It has been a very mixed week for US stocks as the big tech names which had led indices to fresh records in 2024 were on the retreat.
The catalyst for the sell-off was concern about AI and, notably, Alphabet's (GOOG:NASDAQ) plans to spend heavily in this area without much indication of when this investment might pay off.
Notably, outside of tech it was a happier picture for Wall Street with the Russell 2000 small- and mid-cap index performing solidly and the Dow Jones Industrial Average (with more limited exposure to technology) also holding up.
A notable loser this week was Ford (F:NYSE) which stalled badly after its latest earnings were dented by an unexpected spike in costs associated with fixing faulty vehicles under warranty.
On the other side of the coin, biotech, life sciences and diagnostic specialist Danaher (DHR:NYSE) enjoyed a material advance. Second-quarter results came in ahead of expectations thanks to strong demand for its genetic testing services. You can read more about the business here.
TESLA
A company should never be judged on a single quarterly result, but they have a habit of changing the mood music playing around a stock. There is plenty of talk about Tesla (TSLA (TSLA:NASDAQ) robotaxis, humanoid robots and autonomous driving, which provides an exciting narrative for investors but doesn’t get over the fact that these are tomorrow’s opportunities, not today’s.
The stark reality is that Tesla’s second quarter profits and margins are falling sharply, not what investors want to hear. Tesla’s Q2 results (overnight 23 Jul) paint a challenging picture for the electric vehicles giant. Automotive revenues fell 6%, driven by reduced pricing and a 5% decline in volumes of the Model S and Y.
This has put significant pressure on operating margins, which dropped 333 basis points to 6.3%, falling short of the expected 7.6%.Tesla and its innovative leader Elon Musk always seem to be desperate to work on the next initiative rather than making sure the existing business is running smoothly. That raises the risk it is juggling too many things at once and not focusing on the bread and butter, instead preferring to look for another new toy to play with.
The company has many thousands of long-run fans, happy to bide their time and play a long game, but there are also plenty of Tesla traders out there, and it is the latter who are reasserting their influence. Having briefly got back over $250 for the first time since January, the 12% plunge in the wake of Q2 numbers has undone much of that positively.
MATTEL
Shares in Barbie and Hot Wheels maker Mattel (MAT:NASDAQ) raced ahead this week gaining $3 or nearly 17% to $18.93 after the firm posted second-quarter profit which topped analysts’ estimates and reaffirmed its full-year guidance.
Earnings per share of $0.19 were roughly 12% ahead of Wall Street forecasts as the toy industry performed better than expected in the first half.
On the conference call with analysts, Mattel chairman and chief executive Ynon Kreiz said the firm had achieved ‘significant’ gross margin expansion in the first two quarters while doubling its free cash flow.
While the toy business overall is expected to decline modestly this year, Kreiz predicted Mattel would grow sales in the second half and claimed the firm was looking forward to ‘a good holiday season with new product innovation, increased retail support, more marketing and promotions and new content’.

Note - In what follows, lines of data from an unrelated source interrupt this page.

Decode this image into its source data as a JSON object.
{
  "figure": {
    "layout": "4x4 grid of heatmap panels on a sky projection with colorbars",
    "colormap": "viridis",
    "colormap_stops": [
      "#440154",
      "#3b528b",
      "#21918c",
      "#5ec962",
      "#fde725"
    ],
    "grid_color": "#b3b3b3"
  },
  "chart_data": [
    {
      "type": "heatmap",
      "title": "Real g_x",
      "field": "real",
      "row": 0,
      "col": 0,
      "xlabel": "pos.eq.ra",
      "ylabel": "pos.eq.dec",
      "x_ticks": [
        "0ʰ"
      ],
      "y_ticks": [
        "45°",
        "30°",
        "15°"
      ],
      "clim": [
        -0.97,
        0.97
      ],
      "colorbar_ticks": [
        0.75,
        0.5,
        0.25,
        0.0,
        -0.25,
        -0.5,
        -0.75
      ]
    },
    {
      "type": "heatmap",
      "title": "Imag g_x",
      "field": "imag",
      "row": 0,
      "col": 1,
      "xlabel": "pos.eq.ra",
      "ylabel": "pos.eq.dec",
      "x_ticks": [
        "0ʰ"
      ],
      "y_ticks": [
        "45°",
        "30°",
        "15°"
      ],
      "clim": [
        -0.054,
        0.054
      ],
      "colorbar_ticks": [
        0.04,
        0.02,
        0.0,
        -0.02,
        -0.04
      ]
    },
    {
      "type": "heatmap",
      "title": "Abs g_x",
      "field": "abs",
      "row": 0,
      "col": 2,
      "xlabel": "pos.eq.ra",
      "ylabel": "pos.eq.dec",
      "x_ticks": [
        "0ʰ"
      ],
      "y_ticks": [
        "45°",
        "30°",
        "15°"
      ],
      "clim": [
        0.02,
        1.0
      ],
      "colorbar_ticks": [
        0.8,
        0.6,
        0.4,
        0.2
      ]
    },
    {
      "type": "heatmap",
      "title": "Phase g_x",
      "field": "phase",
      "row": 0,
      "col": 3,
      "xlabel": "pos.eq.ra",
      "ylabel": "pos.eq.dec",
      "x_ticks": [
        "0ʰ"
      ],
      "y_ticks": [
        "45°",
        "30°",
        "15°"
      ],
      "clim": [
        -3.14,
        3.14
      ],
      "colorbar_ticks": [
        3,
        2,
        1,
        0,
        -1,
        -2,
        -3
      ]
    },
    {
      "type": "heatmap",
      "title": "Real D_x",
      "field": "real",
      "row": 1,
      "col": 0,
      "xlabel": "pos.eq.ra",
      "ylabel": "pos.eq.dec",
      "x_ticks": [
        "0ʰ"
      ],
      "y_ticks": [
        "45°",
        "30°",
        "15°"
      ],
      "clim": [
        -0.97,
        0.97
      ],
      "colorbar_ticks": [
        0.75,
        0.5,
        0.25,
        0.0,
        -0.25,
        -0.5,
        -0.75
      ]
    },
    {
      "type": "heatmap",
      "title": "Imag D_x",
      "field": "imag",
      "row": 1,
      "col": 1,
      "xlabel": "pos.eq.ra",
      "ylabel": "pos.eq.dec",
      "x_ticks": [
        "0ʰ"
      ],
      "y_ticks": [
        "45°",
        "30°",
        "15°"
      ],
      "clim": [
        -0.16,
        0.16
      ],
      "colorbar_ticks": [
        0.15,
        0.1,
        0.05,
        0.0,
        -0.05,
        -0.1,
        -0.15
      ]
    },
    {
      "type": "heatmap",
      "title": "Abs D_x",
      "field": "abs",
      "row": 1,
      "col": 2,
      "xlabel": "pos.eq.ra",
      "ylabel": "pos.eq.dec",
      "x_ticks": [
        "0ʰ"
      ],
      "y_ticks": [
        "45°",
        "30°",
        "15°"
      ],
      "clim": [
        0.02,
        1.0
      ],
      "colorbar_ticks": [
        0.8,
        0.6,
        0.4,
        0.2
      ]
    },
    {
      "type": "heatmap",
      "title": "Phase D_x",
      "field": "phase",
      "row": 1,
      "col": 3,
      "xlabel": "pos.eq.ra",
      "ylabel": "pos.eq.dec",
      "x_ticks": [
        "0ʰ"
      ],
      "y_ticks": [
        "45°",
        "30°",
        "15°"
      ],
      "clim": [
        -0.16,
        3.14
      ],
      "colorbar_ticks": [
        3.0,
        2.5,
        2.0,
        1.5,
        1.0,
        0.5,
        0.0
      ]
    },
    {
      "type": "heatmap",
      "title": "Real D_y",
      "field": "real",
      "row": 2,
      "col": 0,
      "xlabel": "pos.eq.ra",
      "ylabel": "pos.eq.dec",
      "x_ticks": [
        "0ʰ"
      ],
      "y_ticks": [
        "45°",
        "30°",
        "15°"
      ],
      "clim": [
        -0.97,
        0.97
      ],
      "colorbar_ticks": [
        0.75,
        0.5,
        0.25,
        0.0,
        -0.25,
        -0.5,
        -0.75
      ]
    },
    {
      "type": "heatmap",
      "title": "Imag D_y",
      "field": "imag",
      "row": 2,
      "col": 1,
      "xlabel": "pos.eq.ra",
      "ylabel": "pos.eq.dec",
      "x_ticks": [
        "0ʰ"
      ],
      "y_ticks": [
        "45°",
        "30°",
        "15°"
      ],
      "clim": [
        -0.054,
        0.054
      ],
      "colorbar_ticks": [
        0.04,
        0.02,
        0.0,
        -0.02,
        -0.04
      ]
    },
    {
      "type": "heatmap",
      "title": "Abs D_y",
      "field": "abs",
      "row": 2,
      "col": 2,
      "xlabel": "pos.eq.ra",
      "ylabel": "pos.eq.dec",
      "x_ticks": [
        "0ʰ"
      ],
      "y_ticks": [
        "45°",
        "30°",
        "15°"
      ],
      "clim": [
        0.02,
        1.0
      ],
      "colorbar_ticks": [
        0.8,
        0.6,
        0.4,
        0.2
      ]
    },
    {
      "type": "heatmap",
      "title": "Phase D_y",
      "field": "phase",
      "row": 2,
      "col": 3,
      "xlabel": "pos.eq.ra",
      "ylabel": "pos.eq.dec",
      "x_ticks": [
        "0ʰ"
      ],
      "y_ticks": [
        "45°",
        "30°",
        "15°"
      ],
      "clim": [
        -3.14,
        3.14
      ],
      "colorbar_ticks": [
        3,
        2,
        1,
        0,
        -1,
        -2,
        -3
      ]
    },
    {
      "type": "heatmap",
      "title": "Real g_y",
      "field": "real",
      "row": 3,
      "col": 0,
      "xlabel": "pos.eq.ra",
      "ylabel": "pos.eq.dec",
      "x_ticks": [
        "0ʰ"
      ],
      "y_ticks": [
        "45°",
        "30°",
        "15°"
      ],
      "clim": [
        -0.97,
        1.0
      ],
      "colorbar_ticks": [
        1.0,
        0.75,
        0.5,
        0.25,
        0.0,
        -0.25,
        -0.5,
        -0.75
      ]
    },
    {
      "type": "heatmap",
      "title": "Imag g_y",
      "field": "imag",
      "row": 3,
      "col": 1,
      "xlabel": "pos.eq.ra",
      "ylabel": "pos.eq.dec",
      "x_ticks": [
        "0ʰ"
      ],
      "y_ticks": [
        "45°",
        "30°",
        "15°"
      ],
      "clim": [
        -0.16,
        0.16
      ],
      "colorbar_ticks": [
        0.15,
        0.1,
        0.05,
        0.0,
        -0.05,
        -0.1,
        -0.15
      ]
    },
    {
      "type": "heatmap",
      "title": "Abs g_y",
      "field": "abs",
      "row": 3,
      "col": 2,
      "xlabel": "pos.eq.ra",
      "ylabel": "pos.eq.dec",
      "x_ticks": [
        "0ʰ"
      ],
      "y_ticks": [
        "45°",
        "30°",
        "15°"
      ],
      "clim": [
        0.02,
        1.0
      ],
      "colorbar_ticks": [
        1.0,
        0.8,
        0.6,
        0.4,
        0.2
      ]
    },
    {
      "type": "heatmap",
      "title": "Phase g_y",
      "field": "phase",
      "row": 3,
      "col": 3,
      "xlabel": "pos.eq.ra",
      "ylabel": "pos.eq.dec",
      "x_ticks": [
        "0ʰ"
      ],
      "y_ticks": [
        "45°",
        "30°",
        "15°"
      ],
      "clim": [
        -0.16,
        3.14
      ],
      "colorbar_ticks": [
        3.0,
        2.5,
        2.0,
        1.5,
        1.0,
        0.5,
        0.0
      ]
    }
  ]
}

‘We expect to outpace the industry and gain market share this year, and grow sales and earnings in 2025,’ Kreiz concluded.
COCA-COLA
Coca-Cola’s (KO:NYSE) shares bubbled up to test fresh all-time highs north of $65 after the beverages behemoth served up forecast-beating second quarter earnings (23 July) and upped its full-year outlook.
The soft drinks giant’s second quarter earnings of 84 cents came in ahead of the 81 cents Wall Street was looking for, while revenue rose 3% to $12.4 billion, breezing past the $11.8 billion analysts expected with organic revenue growth running at an impressive 15%.
For 2024, Atlanta-based Coca-Cola now expects organic sales growth in the 9% to 10% range, up from management’s previous guidance of 8% to 9% organic growth. Coca-Cola also upped its earnings growth outlook from 4% to 5% to a 5% to 6% range. While unit case volume grew globally in Q2, it fell slightly in North America, chiming with rival PepsiCo’s recent complaint (11 July) of an increasingly value-conscious US consumer that is pushing back on price increases.
Coca-Cola CEO James Quincey blamed weak sales in away-from-home channels for North America’s declining unit case volume. Coca-Cola will be hoping for a sales boost this summer through its long-term relationship with the Olympic Games.